Home | About | Sematext search-lucene.com search-hadoop.com
 Search Hadoop and all its subprojects:

Switch to Threaded View
HBase, mail # user - Schema design for filters


Copy link to this message
-
Re: Schema design for filters
Michael Segel 2013-06-27, 19:21
Not an easy task.

You first need to determine how you want to store the data within a column and/or apply a type constraint to a column.

Even if you use JSON records to store your data within a column, does an equality comparator exist? If not, you would have to write one.
(I kinda think that one may already exist...)
On Jun 27, 2013, at 12:59 PM, Kristoffer Sjögren <[EMAIL PROTECTED]> wrote:

> Hi
>
> Working with the standard filtering mechanism to scan rows that have
> columns matching certain criterias.
>
> There are columns of numeric (integer and decimal) and string types.

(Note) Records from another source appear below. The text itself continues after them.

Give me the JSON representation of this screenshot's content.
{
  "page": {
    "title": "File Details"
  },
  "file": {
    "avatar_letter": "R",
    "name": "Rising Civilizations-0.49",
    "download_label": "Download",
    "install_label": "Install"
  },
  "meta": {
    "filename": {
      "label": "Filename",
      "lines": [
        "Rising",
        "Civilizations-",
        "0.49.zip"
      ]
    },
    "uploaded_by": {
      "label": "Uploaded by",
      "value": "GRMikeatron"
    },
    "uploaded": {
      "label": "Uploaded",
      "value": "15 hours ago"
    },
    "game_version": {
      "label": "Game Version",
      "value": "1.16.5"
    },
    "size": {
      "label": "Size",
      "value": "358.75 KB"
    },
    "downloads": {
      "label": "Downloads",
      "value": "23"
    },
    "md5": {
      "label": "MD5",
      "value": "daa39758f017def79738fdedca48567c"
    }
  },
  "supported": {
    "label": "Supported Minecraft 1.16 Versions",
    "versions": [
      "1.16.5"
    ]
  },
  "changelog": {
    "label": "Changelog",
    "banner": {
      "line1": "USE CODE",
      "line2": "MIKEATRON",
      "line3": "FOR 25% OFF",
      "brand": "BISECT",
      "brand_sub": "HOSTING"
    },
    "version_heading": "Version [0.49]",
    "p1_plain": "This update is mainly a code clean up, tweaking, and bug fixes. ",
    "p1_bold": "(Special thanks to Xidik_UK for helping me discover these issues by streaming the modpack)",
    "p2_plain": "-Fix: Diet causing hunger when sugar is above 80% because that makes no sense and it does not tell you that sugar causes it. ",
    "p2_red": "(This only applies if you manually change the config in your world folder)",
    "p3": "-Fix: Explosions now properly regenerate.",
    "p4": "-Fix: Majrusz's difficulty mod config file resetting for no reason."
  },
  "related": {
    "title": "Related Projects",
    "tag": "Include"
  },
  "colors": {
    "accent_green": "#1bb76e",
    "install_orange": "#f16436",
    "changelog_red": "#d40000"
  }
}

These
> columns are single or multi-valued like "1", "2", "1,2,3", "a", "b" or
> "a,b,c" - not sure what the separator would be in the case of list types.
> Maybe none?
>
> I would like to compose the following queries to filter out rows that does
> not match.
>
> - contains(String column, String value)
>  Single valued column that String.contain() provided value.
>
> - equal(String column, Object value)
>  Single valued column that Object.equals() provided value.
>  Value is either string or numeric type.
>
> - greaterThan(String column, java.lang.Number value)
>  Single valued column that > provided numeric value.
>
> - in(String column, Object value...)
>  Multi-valued column have values that Object.equals() all provided values.
>  Values are of string or numeric type.
>
> How would I design a schema that can take advantage of the already existing
> filters and comparators to accomplish this?
>
> Already looked at the string and binary comparators but fail to see how to
> solve this in a clean way for multi-valued column values.
>
> Im aware of custom filters but would like to avoid it if possible.
>
> Cheers,
> -Kristoffer